Denn auch wenn ihre Eltern sich gelegentlich so sehr streiten, dass Vater Dominik es anschliessend vorzieht, in der Druckerei zu übernachten, so lebt Jonna doch in einer Idylle, die Dürig mit wenigen sicheren Strichen im alternativen Milieu ansiedelt. Man kennt sich in der Nachbarschaft, man duzt sich. Die Bedienung im Café das ist die Liliane. Alles locker. Mutter Ines ist manchmal ein bisschen pingelig und besserwisserisch. Dafür ist der Papa ein echter Kumpel, wie ihn jeder und jede auch gern hätte.

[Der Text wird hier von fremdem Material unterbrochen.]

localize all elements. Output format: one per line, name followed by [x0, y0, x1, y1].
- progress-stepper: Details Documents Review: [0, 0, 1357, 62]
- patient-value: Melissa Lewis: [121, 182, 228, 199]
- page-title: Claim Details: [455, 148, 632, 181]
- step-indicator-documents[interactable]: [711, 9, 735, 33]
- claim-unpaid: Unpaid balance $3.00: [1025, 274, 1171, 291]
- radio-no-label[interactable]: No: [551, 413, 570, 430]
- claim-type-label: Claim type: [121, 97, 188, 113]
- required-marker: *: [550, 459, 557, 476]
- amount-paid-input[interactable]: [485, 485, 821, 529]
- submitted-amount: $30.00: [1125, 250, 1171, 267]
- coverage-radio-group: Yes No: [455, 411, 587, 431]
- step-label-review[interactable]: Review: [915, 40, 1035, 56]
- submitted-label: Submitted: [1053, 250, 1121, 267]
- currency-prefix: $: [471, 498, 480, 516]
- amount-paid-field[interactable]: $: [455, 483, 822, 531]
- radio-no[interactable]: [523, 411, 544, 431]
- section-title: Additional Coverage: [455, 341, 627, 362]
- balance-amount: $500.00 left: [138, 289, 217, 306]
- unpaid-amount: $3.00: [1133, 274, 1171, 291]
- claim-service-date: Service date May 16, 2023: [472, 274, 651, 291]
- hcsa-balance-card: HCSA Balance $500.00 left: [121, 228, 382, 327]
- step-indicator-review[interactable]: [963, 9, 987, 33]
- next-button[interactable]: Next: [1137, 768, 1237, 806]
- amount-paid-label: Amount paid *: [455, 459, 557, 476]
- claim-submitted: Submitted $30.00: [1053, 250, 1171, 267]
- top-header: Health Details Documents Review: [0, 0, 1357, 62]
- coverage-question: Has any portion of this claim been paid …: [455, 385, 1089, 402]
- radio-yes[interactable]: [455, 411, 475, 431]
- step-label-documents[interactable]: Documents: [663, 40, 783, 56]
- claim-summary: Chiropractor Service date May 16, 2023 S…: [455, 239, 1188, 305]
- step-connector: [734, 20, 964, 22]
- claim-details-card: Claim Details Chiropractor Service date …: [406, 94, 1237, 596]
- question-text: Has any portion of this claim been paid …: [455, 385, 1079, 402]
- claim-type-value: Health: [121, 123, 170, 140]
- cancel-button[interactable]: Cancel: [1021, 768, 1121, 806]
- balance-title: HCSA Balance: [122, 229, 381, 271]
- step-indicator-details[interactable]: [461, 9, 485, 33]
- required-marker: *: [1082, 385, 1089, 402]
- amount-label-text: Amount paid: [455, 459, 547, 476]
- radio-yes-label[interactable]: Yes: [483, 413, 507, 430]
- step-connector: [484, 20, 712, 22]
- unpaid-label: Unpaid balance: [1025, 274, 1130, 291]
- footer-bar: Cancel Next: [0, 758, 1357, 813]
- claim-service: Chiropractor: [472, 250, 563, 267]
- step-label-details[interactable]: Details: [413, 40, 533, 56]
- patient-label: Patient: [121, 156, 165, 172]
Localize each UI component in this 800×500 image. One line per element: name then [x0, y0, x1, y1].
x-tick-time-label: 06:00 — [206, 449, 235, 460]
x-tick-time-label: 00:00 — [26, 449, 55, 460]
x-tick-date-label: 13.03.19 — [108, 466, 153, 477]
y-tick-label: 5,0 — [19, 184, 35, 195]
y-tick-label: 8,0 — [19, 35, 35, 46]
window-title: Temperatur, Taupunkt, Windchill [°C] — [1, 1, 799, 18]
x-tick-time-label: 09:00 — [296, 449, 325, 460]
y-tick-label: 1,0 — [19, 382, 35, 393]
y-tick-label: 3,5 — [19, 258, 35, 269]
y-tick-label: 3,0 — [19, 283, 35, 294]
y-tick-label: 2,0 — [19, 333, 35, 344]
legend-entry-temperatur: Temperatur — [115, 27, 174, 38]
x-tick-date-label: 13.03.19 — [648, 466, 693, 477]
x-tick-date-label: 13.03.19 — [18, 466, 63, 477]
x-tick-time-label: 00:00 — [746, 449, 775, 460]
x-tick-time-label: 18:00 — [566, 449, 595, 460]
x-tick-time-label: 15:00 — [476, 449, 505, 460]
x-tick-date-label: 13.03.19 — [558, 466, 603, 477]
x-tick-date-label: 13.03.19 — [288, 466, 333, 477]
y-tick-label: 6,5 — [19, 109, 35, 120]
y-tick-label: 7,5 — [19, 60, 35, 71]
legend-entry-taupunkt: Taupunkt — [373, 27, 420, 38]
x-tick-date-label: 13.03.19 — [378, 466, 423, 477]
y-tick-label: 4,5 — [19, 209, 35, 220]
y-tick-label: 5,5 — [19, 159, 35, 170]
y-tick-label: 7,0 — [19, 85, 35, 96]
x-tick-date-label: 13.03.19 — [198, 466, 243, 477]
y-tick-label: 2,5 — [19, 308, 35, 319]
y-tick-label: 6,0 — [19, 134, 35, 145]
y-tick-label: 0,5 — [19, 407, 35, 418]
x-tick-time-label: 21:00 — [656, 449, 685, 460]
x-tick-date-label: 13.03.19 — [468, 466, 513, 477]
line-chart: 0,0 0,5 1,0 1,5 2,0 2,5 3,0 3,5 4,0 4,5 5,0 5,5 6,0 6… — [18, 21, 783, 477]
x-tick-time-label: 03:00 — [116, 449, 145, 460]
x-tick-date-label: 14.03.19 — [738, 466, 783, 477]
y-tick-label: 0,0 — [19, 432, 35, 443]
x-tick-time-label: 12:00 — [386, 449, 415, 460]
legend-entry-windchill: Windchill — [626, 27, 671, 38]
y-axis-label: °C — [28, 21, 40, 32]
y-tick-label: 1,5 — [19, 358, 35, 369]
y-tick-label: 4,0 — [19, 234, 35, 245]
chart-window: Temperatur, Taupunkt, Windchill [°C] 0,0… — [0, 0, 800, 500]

Kann Jonna, die in der Geborgenheit ihres Elternhauses verwurzelt ist, einen Cowboy wie Leo überhaupt verstehen? Der sich in Pose wirft, nur um sich im nächsten Moment wieder zu entziehen? Einen, dessen Welt aus den Fugen geraten ist und der als Streuner durchs Leben zieht? Oder erzählt er das nur?

Schwieriges Miteinander

Viel erzählt Leo eigentlich nicht. Und das wenige, das er dann doch sagt, würde er gleich danach am liebsten wieder aufschnappen und herunterschlucken. «In deiner Welt gibt es niemanden, der echte Sorgen hat», sagt er zu Jonna. Und man kann sich da als Leserin und Leser durchaus mitgemeint fühlen - auch im Erwachsenenalter. Denn Menschen zu verstehen, deren Erfahrungshintergrund man nicht kennt oder teilt, das ist nie leicht. Ganz ohne Moralpredigerton und Gutmenschengestus gelingt es Regina Dürig eine Geschichte darüber zu erzählen, wie schwierig das Miteinander wirklich ist.

 

Info: Regina Dürig «2 ½ Gespenster», erschienen bei Beltz & Gelberg, 2015. 139 Seiten, ca. 18.90 Franken.